GIUGLIANO . Non c’è più niente dove c’era la fabbrica di fuochi pirotecnici Vallefuoco. Erano cinque piccole costruzioni in mattoni e cemento: sono saltate in aria una dietro l’altra. O forse insieme, difficile capirlo adesso che ci sono soltanto macerie e puzza di bruciato. E soprattutto c’è l’ennesimo elenco di vittime da stilare: cinque, stavolta. Due dei fratelli Vallefuoco, titolari dell’azienda: Antonio e Giuseppe, 41 e 43 anni. E poi Cristoforo e Antonio Lieto, padre e figlio, 48 e 20 anni, fuochisti senza più la loro fabbrica, inseguiti da un destino che racconteremo più avanti. L’ultima vittima non aveva niente a che fare con botti, mortai, girandole e stelle luminose: Carmine Napoletano, 23 anni, era un amico dei Lieto, li aveva accompagnati per passare il pomeriggio e invece si è trovato nell’inferno.

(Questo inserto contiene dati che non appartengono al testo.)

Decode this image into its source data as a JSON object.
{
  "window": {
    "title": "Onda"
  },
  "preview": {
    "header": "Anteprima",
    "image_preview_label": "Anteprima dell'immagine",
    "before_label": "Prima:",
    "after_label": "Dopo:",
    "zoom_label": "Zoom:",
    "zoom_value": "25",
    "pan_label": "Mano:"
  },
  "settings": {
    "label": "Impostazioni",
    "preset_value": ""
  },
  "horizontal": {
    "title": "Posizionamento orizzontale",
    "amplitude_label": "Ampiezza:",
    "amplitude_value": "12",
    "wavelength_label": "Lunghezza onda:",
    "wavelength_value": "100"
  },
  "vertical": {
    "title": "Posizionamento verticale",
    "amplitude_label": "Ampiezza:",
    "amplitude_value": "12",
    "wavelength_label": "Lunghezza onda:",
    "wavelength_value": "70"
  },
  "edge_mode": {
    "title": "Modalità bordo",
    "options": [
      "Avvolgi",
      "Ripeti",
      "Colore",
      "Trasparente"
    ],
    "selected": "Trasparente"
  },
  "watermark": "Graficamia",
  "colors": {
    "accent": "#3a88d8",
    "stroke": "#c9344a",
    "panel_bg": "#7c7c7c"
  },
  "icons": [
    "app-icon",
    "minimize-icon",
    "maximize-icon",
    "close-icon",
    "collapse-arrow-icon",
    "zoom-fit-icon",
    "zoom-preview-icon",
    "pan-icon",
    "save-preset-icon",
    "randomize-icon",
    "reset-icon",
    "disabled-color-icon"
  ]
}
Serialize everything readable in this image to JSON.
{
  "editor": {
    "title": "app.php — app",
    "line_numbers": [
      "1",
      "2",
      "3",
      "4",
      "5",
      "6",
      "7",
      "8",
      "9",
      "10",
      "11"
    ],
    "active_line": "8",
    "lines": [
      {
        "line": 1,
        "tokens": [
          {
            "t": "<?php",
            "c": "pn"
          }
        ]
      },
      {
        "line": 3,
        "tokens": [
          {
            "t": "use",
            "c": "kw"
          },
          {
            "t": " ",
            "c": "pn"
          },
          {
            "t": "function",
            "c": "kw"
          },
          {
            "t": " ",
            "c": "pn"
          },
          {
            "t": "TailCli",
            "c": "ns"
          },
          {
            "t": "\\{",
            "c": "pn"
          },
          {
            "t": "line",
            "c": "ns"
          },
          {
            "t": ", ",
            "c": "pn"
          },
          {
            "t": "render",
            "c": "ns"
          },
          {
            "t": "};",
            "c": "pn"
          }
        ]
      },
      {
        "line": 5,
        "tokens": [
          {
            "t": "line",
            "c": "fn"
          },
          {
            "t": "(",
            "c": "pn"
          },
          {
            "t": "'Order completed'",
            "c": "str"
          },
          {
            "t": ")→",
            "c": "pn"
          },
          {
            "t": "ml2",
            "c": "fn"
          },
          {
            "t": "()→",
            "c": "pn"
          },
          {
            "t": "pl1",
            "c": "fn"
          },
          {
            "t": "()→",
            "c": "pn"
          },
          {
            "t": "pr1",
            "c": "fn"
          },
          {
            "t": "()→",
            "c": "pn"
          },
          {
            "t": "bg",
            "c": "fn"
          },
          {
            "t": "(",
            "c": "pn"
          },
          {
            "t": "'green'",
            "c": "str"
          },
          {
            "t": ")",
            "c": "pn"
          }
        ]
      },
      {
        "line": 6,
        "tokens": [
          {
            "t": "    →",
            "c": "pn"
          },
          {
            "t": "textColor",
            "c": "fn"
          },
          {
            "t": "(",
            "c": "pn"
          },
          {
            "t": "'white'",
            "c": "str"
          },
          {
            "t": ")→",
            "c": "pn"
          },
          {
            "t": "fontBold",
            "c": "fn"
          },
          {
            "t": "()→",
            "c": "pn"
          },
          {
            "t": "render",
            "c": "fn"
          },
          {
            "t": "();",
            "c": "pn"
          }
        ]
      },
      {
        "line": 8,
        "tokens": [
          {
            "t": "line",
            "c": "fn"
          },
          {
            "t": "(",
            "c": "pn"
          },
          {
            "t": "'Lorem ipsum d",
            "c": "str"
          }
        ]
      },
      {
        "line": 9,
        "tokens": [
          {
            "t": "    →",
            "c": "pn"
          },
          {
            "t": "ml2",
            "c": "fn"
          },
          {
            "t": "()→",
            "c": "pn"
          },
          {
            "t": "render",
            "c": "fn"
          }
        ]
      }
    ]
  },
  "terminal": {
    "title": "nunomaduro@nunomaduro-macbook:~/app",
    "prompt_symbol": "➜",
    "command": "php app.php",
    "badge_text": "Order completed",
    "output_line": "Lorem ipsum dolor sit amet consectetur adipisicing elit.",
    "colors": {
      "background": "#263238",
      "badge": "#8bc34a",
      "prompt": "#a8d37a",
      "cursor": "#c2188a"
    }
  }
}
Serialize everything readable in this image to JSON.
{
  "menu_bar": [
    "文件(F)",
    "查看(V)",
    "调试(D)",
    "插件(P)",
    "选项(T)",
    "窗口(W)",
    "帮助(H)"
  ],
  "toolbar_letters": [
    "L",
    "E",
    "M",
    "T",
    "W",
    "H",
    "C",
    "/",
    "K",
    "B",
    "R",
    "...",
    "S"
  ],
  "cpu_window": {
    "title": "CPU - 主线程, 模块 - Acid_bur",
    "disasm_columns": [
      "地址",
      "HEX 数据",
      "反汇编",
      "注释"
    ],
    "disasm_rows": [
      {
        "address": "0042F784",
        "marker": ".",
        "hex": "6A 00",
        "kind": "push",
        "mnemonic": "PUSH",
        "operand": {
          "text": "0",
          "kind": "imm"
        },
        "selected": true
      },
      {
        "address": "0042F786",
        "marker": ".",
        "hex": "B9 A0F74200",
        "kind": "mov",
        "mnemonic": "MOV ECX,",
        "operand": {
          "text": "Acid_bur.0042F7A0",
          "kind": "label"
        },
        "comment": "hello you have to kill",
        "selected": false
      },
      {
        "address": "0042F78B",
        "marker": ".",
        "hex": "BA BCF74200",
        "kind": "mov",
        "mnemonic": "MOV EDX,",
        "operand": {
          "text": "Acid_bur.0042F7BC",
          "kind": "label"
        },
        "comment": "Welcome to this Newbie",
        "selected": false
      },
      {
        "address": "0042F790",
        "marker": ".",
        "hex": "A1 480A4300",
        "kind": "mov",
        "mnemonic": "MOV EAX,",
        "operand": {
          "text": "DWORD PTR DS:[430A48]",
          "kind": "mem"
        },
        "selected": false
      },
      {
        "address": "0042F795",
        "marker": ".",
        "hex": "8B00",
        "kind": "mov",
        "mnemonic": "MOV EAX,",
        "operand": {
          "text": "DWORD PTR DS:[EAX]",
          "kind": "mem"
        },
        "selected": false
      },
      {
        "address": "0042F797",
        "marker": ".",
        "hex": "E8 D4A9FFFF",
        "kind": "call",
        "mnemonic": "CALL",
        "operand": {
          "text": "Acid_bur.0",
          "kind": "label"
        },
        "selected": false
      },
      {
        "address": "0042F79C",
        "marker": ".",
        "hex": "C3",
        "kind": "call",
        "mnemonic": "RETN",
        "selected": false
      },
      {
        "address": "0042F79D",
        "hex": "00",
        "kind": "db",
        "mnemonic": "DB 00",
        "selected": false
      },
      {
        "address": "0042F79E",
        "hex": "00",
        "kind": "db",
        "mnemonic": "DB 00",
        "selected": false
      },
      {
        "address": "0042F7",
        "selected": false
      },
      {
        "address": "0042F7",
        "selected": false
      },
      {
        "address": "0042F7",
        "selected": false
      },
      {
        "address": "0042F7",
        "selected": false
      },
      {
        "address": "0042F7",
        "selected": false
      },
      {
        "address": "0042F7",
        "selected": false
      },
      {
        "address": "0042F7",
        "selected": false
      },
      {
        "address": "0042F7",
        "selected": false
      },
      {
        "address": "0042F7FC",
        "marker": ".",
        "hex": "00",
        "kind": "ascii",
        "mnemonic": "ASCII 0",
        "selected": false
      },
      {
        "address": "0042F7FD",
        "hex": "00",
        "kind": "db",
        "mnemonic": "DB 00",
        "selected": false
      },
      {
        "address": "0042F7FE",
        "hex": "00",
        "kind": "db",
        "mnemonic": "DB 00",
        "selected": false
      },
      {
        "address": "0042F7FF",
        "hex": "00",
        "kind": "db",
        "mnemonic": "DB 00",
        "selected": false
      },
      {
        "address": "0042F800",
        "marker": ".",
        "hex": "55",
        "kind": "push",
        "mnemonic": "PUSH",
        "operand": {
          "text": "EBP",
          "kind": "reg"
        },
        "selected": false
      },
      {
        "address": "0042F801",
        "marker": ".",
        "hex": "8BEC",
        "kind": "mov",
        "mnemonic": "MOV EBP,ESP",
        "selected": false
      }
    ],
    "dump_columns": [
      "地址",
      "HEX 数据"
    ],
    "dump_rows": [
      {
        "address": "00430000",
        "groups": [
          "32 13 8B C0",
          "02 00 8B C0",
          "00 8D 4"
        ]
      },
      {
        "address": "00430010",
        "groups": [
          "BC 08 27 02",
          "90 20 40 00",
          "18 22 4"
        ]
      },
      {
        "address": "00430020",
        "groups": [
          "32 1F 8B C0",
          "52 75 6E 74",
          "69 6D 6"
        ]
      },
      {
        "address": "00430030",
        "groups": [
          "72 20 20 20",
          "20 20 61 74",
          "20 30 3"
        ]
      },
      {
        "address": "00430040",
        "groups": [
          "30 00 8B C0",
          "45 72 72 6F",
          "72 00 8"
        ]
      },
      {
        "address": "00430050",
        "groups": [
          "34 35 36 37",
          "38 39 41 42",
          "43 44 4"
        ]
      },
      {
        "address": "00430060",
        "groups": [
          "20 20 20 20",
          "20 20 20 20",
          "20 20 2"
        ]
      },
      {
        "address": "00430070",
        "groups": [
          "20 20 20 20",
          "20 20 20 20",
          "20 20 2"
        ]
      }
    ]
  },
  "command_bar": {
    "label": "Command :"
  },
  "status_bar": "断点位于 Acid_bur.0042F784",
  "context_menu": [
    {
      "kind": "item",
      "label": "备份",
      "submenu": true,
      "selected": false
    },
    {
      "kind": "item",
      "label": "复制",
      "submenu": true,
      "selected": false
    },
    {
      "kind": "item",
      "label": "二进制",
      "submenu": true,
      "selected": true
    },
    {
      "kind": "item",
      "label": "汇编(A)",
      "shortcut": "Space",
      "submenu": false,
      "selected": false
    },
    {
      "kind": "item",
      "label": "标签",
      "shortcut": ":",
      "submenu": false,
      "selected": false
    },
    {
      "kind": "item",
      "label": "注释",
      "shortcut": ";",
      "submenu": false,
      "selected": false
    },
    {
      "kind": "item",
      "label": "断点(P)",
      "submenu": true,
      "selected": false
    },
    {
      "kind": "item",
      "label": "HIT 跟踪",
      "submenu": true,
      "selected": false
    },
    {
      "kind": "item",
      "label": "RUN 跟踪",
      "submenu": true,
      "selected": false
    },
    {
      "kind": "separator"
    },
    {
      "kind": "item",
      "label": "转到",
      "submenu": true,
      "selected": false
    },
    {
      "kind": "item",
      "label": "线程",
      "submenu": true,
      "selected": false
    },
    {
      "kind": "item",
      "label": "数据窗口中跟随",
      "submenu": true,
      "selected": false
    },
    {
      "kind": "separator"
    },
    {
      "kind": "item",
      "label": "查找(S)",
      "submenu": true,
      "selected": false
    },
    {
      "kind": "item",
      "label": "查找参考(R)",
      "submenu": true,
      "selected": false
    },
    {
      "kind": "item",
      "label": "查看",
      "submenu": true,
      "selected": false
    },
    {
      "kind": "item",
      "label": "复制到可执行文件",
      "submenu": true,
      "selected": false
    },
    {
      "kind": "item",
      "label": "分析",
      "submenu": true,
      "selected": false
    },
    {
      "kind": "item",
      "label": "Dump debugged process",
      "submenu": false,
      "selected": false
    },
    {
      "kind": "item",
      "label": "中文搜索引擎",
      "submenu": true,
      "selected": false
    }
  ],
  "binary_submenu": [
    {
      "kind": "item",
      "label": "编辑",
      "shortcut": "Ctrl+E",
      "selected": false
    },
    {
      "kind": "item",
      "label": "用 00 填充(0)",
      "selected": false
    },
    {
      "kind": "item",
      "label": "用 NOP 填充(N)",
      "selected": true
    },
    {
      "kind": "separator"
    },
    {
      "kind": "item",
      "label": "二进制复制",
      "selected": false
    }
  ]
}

Perché non è esagerato parlare di inferno quando salta per aria una fabbrica come questa. Una fabbrica importante, nel suo campo famosa in Italia e all’estero. Con tutte le autorizzazioni, le misure di sicurezza e guidata da gente esperta. Ma con i fuochi pirotecnici la sicurezza assoluta non c’è mai. Ieri pomeriggio in una di queste cinque casematte tirate su in aperta campagna alla periferia di Giugliano, quasi dove inizia la provincia di Caserta, è successo quell’imprevisto che in posti del genere è sempre in agguato. Ed è stata la fine. C’erano sette persone, in quel momento: cinque sono morte, una è gravissima (Romualdo, il figlio di Antonio Vallefuoco) e solo una ha avuto la fortuna di cavarsela con qualche bruciatura e niente di più. E’ Gabriele Vallefuoco, il più anziano dei cinque fratelli che avviarono la fabbrica nel 1973. La sua foto, con la didascalia in cui è specificato il titolo di cavaliere del lavoro, compare sul sito internet dell’azienda, dove sono elencati i numerosi riconoscimenti ottenuti sia in Italia sia all’estero, e dove è scritto che «il nostro nucleo operatore è disponibile a realizzare al meglio ogni particolare richiesta per spettacoli pirotecnici in ogni luogo nel mondo ed in ogni stagione».
La stagione estiva, però, è quella in cui i fuochisti lavorano maggiormente. Non è il 31 dicembre il momento più importante dell’anno: quello è un solo giorno, l’estate, invece, è piena di feste e appuntamenti che si concludono con l’immancabile gioco pirotecnico. I Vallefuoco, per esempio, ieri sarebbero dovuti partire: «Ci aspettavano a Lecce, dovevamo organizzare i giochi pirotecnici in un paese del Salento», racconta Gabriele. Invece all’improvviso c’è stato quel boato e poi il rogo».
Anche i Lieto avevano un contratto da rispettare, e anche loro in provincia di Lecce, dove oggi c’è una festa patronale che loro avrebbero dovuto chiudere con una sventagliata di colori. Fino a due anni fa i fuochi se li sarebbero prodotti in proprio nel capannone della loro fabbrica, la Fireworks, che stava a Visciano, nella zona di Nola. Ma il pomeriggio del 30 agosto accadde ai Lieto quello che oggi è accaduto ai Vallefuoco: saltò tutto. Cristoforo e Antonio si salvarono, morirono invece un fratello di Cristoforo, Salvatore, e due operai. Forse in quei momenti padre e figlio pensarono anche di mollare tutto, «ma in realtà non lo avrebbero mai fatto perché questa è la loro vita, come di tutta la nostra famiglia», racconta un nipote. Infatti hanno continuato perché i fuochi erano l’unico lavoro che loro non solo conoscevano ma anche concepivano. Antonio c’era cresciuto, tra micce e polveri, e anche suo padre aveva imparato il mestiere da bambino e poi era stato ovviamente lui a trasmetterlo al figlio. Hanno continuato a vivere con i fuochi pur senza più la fabbrica. Compravano il materiale dai loro colleghi di sempre, come erano appunto i Vallefuoco, e ieri erano alla fabbrica di Giugliano per fare la scorta in vista degli imminenti impegni. E lì hanno incontrato quel destino che li risparmiò due anni fa a Visciano.
Un destino che chi lavora con i fuochi pirotecnici sa di poter incontrare ogni giorno. E in Campania quello dei fuochisti è un piccolo mondo. Ottanta ditte regolarmente autorizzate, un migliaio di lavoratori. Mille persone con la vita appesa a una scintilla che sperano non scocchi mai.